An Astronaut's Guide to Life on Earth
Colonel Chris Hadfield has spent decades training as an astronaut and has logged nearly 4,000 hours in space. During this time he has broken into a Space Station with a Swiss army knife, disposed of a live snake while piloting a plane, been temporarily blinded while clinging to the exterior of an orbiting spacecraft, and become a YouTube sensation with his performance of David Bowie's 'Space Oddity' in space. The secret to Chris Hadfield's success - and survival - is an unconventional philosophy he learned at NASA: prepare for the worst - and enjoy every moment of it.
Reviewed on 27th January 2014
Chris Hadfield's biography - despite the title, that's how the book reads - tells the story of the astronaut's life from childhood up to returning to Earth after his stint commanding the International Space Station. It's a fascinating look into a profession that most of us can only dream about, and Hadfield manages to tell his story in an incredibly humble way.

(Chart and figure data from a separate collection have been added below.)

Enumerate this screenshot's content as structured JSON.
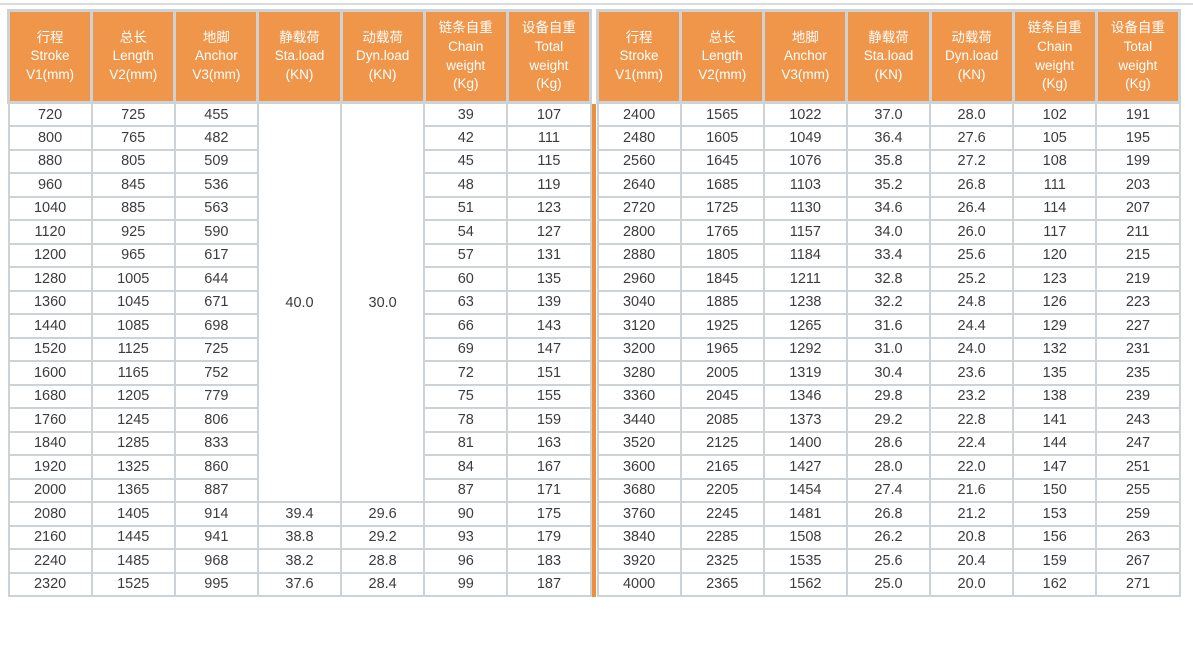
{
  "colors": {
    "header_bg": "#F0964B",
    "header_text": "#FFFFFF",
    "grid_line": "#CDD2D6",
    "divider": "#EE8F3E",
    "cell_text": "#3C3C3C",
    "top_rule": "#D9DBDD"
  },
  "columns": [
    {
      "id": "stroke",
      "lines": [
        "行程",
        "Stroke",
        "V1(mm)"
      ]
    },
    {
      "id": "length",
      "lines": [
        "总长",
        "Length",
        "V2(mm)"
      ]
    },
    {
      "id": "anchor",
      "lines": [
        "地脚",
        "Anchor",
        "V3(mm)"
      ]
    },
    {
      "id": "sta-load",
      "lines": [
        "静载荷",
        "Sta.load",
        "(KN)"
      ]
    },
    {
      "id": "dyn-load",
      "lines": [
        "动载荷",
        "Dyn.load",
        "(KN)"
      ]
    },
    {
      "id": "chain-weight",
      "lines": [
        "链条自重",
        "Chain",
        "weight",
        "(Kg)"
      ]
    },
    {
      "id": "total-weight",
      "lines": [
        "设备自重",
        "Total",
        "weight",
        "(Kg)"
      ]
    }
  ],
  "left": {
    "merged": {
      "sta_load": "40.0",
      "dyn_load": "30.0",
      "rowspan": 17
    },
    "rows": [
      [
        "720",
        "725",
        "455",
        null,
        null,
        "39",
        "107"
      ],
      [
        "800",
        "765",
        "482",
        null,
        null,
        "42",
        "111"
      ],
      [
        "880",
        "805",
        "509",
        null,
        null,
        "45",
        "115"
      ],
      [
        "960",
        "845",
        "536",
        null,
        null,
        "48",
        "119"
      ],
      [
        "1040",
        "885",
        "563",
        null,
        null,
        "51",
        "123"
      ],
      [
        "1120",
        "925",
        "590",
        null,
        null,
        "54",
        "127"
      ],
      [
        "1200",
        "965",
        "617",
        null,
        null,
        "57",
        "131"
      ],
      [
        "1280",
        "1005",
        "644",
        null,
        null,
        "60",
        "135"
      ],
      [
        "1360",
        "1045",
        "671",
        null,
        null,
        "63",
        "139"
      ],
      [
        "1440",
        "1085",
        "698",
        null,
        null,
        "66",
        "143"
      ],
      [
        "1520",
        "1125",
        "725",
        null,
        null,
        "69",
        "147"
      ],
      [
        "1600",
        "1165",
        "752",
        null,
        null,
        "72",
        "151"
      ],
      [
        "1680",
        "1205",
        "779",
        null,
        null,
        "75",
        "155"
      ],
      [
        "1760",
        "1245",
        "806",
        null,
        null,
        "78",
        "159"
      ],
      [
        "1840",
        "1285",
        "833",
        null,
        null,
        "81",
        "163"
      ],
      [
        "1920",
        "1325",
        "860",
        null,
        null,
        "84",
        "167"
      ],
      [
        "2000",
        "1365",
        "887",
        null,
        null,
        "87",
        "171"
      ],
      [
        "2080",
        "1405",
        "914",
        "39.4",
        "29.6",
        "90",
        "175"
      ],
      [
        "2160",
        "1445",
        "941",
        "38.8",
        "29.2",
        "93",
        "179"
      ],
      [
        "2240",
        "1485",
        "968",
        "38.2",
        "28.8",
        "96",
        "183"
      ],
      [
        "2320",
        "1525",
        "995",
        "37.6",
        "28.4",
        "99",
        "187"
      ]
    ]
  },
  "right": {
    "rows": [
      [
        "2400",
        "1565",
        "1022",
        "37.0",
        "28.0",
        "102",
        "191"
      ],
      [
        "2480",
        "1605",
        "1049",
        "36.4",
        "27.6",
        "105",
        "195"
      ],
      [
        "2560",
        "1645",
        "1076",
        "35.8",
        "27.2",
        "108",
        "199"
      ],
      [
        "2640",
        "1685",
        "1103",
        "35.2",
        "26.8",
        "111",
        "203"
      ],
      [
        "2720",
        "1725",
        "1130",
        "34.6",
        "26.4",
        "114",
        "207"
      ],
      [
        "2800",
        "1765",
        "1157",
        "34.0",
        "26.0",
        "117",
        "211"
      ],
      [
        "2880",
        "1805",
        "1184",
        "33.4",
        "25.6",
        "120",
        "215"
      ],
      [
        "2960",
        "1845",
        "1211",
        "32.8",
        "25.2",
        "123",
        "219"
      ],
      [
        "3040",
        "1885",
        "1238",
        "32.2",
        "24.8",
        "126",
        "223"
      ],
      [
        "3120",
        "1925",
        "1265",
        "31.6",
        "24.4",
        "129",
        "227"
      ],
      [
        "3200",
        "1965",
        "1292",
        "31.0",
        "24.0",
        "132",
        "231"
      ],
      [
        "3280",
        "2005",
        "1319",
        "30.4",
        "23.6",
        "135",
        "235"
      ],
      [
        "3360",
        "2045",
        "1346",
        "29.8",
        "23.2",
        "138",
        "239"
      ],
      [
        "3440",
        "2085",
        "1373",
        "29.2",
        "22.8",
        "141",
        "243"
      ],
      [
        "3520",
        "2125",
        "1400",
        "28.6",
        "22.4",
        "144",
        "247"
      ],
      [
        "3600",
        "2165",
        "1427",
        "28.0",
        "22.0",
        "147",
        "251"
      ],
      [
        "3680",
        "2205",
        "1454",
        "27.4",
        "21.6",
        "150",
        "255"
      ],
      [
        "3760",
        "2245",
        "1481",
        "26.8",
        "21.2",
        "153",
        "259"
      ],
      [
        "3840",
        "2285",
        "1508",
        "26.2",
        "20.8",
        "156",
        "263"
      ],
      [
        "3920",
        "2325",
        "1535",
        "25.6",
        "20.4",
        "159",
        "267"
      ],
      [
        "4000",
        "2365",
        "1562",
        "25.0",
        "20.0",
        "162",
        "271"
      ]
    ]
  }
}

As per the title, Hadfield frames his narrative around explaining various life lessons that he's based his own character on, and shows how these have benefited his personal life and career. He's quite candid about various aspects of both, and doesn't shirk away from telling in detail how the intricacies of space-station life work.

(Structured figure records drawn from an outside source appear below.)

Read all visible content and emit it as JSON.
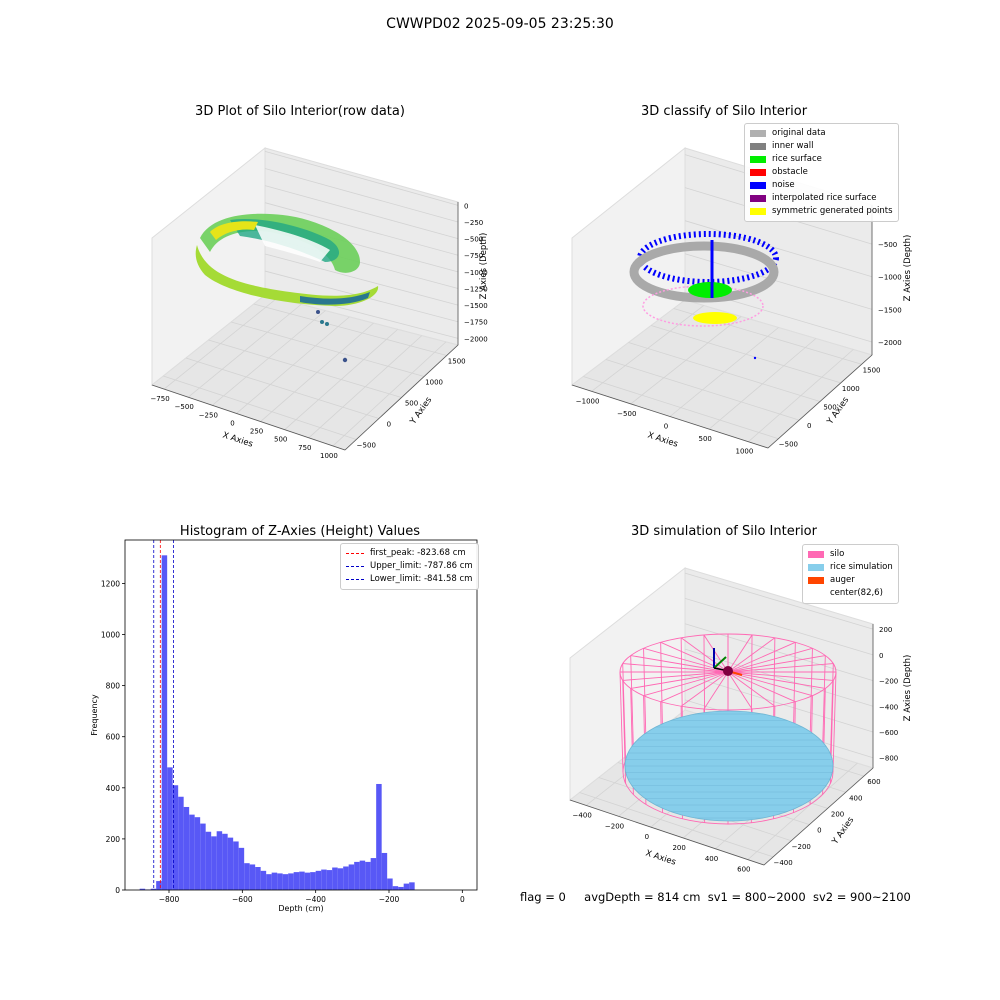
{
  "figure": {
    "suptitle": "CWWPD02 2025-09-05 23:25:30",
    "status": {
      "flag": "flag = 0",
      "avg_depth": "avgDepth = 814 cm",
      "sv1": "sv1 = 800~2000",
      "sv2": "sv2 = 900~2100"
    }
  },
  "colors": {
    "hist_bar": "#4f4ff5",
    "first_peak_line": "#ff0000",
    "limit_line": "#0000c8",
    "silo_wire": "#ff69b4",
    "rice_sim": "#87ceeb",
    "pane_face": "#f2f2f2"
  },
  "chart_data": [
    {
      "type": "scatter",
      "title": "3D Plot of Silo Interior(row data)",
      "xlabel": "X Axies",
      "ylabel": "Y Axies",
      "zlabel": "Z Axies (Depth)",
      "x_ticks": [
        "−750",
        "−500",
        "−250",
        "0",
        "250",
        "500",
        "750",
        "1000"
      ],
      "y_ticks": [
        "−500",
        "0",
        "500",
        "1000",
        "1500"
      ],
      "z_ticks": [
        "0",
        "−250",
        "−500",
        "−750",
        "−1000",
        "−1250",
        "−1500",
        "−1750",
        "−2000"
      ],
      "colormap": "viridis"
    },
    {
      "type": "scatter",
      "title": "3D classify of Silo Interior",
      "xlabel": "X Axies",
      "ylabel": "Y Axies",
      "zlabel": "Z Axies (Depth)",
      "x_ticks": [
        "−1000",
        "−500",
        "0",
        "500",
        "1000"
      ],
      "y_ticks": [
        "−500",
        "0",
        "500",
        "1000",
        "1500"
      ],
      "z_ticks": [
        "0",
        "−500",
        "−1000",
        "−1500",
        "−2000"
      ],
      "legend": [
        {
          "label": "original data",
          "color": "#b0b0b0"
        },
        {
          "label": "inner wall",
          "color": "#808080"
        },
        {
          "label": "rice surface",
          "color": "#00ee00"
        },
        {
          "label": "obstacle",
          "color": "#ff0000"
        },
        {
          "label": "noise",
          "color": "#0000ff"
        },
        {
          "label": "interpolated rice surface",
          "color": "#800080"
        },
        {
          "label": "symmetric generated points",
          "color": "#ffff00"
        }
      ]
    },
    {
      "type": "bar",
      "title": "Histogram of Z-Axies (Height) Values",
      "xlabel": "Depth (cm)",
      "ylabel": "Frequency",
      "xlim": [
        -920,
        40
      ],
      "ylim": [
        0,
        1370
      ],
      "x_ticks": [
        -800,
        -600,
        -400,
        -200,
        0
      ],
      "x_tick_labels": [
        "−800",
        "−600",
        "−400",
        "−200",
        "0"
      ],
      "y_ticks": [
        0,
        200,
        400,
        600,
        800,
        1000,
        1200
      ],
      "y_tick_labels": [
        "0",
        "200",
        "400",
        "600",
        "800",
        "1000",
        "1200"
      ],
      "bin_start": -880,
      "bin_width": 15,
      "values": [
        5,
        2,
        5,
        35,
        1310,
        480,
        410,
        365,
        325,
        295,
        285,
        260,
        228,
        210,
        230,
        220,
        205,
        190,
        165,
        105,
        100,
        90,
        75,
        62,
        68,
        65,
        62,
        65,
        70,
        72,
        68,
        70,
        75,
        80,
        78,
        88,
        85,
        92,
        100,
        110,
        115,
        110,
        125,
        415,
        145,
        45,
        15,
        12,
        25,
        30
      ],
      "vlines": [
        {
          "label": "first_peak: -823.68 cm",
          "x": -823.68,
          "color": "#ff0000"
        },
        {
          "label": "Upper_limit: -787.86 cm",
          "x": -787.86,
          "color": "#0000c8"
        },
        {
          "label": "Lower_limit: -841.58 cm",
          "x": -841.58,
          "color": "#0000c8"
        }
      ]
    },
    {
      "type": "scatter",
      "title": "3D simulation of Silo Interior",
      "xlabel": "X Axies",
      "ylabel": "Y Axies",
      "zlabel": "Z Axies (Depth)",
      "x_ticks": [
        "−400",
        "−200",
        "0",
        "200",
        "400",
        "600"
      ],
      "y_ticks": [
        "−400",
        "−200",
        "0",
        "200",
        "400",
        "600"
      ],
      "z_ticks": [
        "200",
        "0",
        "−200",
        "−400",
        "−600",
        "−800"
      ],
      "legend": [
        {
          "label": "silo",
          "color": "#ff69b4"
        },
        {
          "label": "rice simulation",
          "color": "#87ceeb"
        },
        {
          "label": "auger",
          "color": "#ff4500"
        },
        {
          "label": "center(82,6)",
          "color": ""
        }
      ]
    }
  ]
}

The most interesting things though are some of the anecdotes Hadfield tells about himself, particularly where things seem to be going wrong. He shows a real talent for building the narrative tension despite the reader knowing how things turn out.
The book shows Commander Hadfield as a real person rather than the internet celebrity that he's become, and it's a really interesting insight into his life and the workings of the world's space agencies. An awesome book that I'm really glad I read.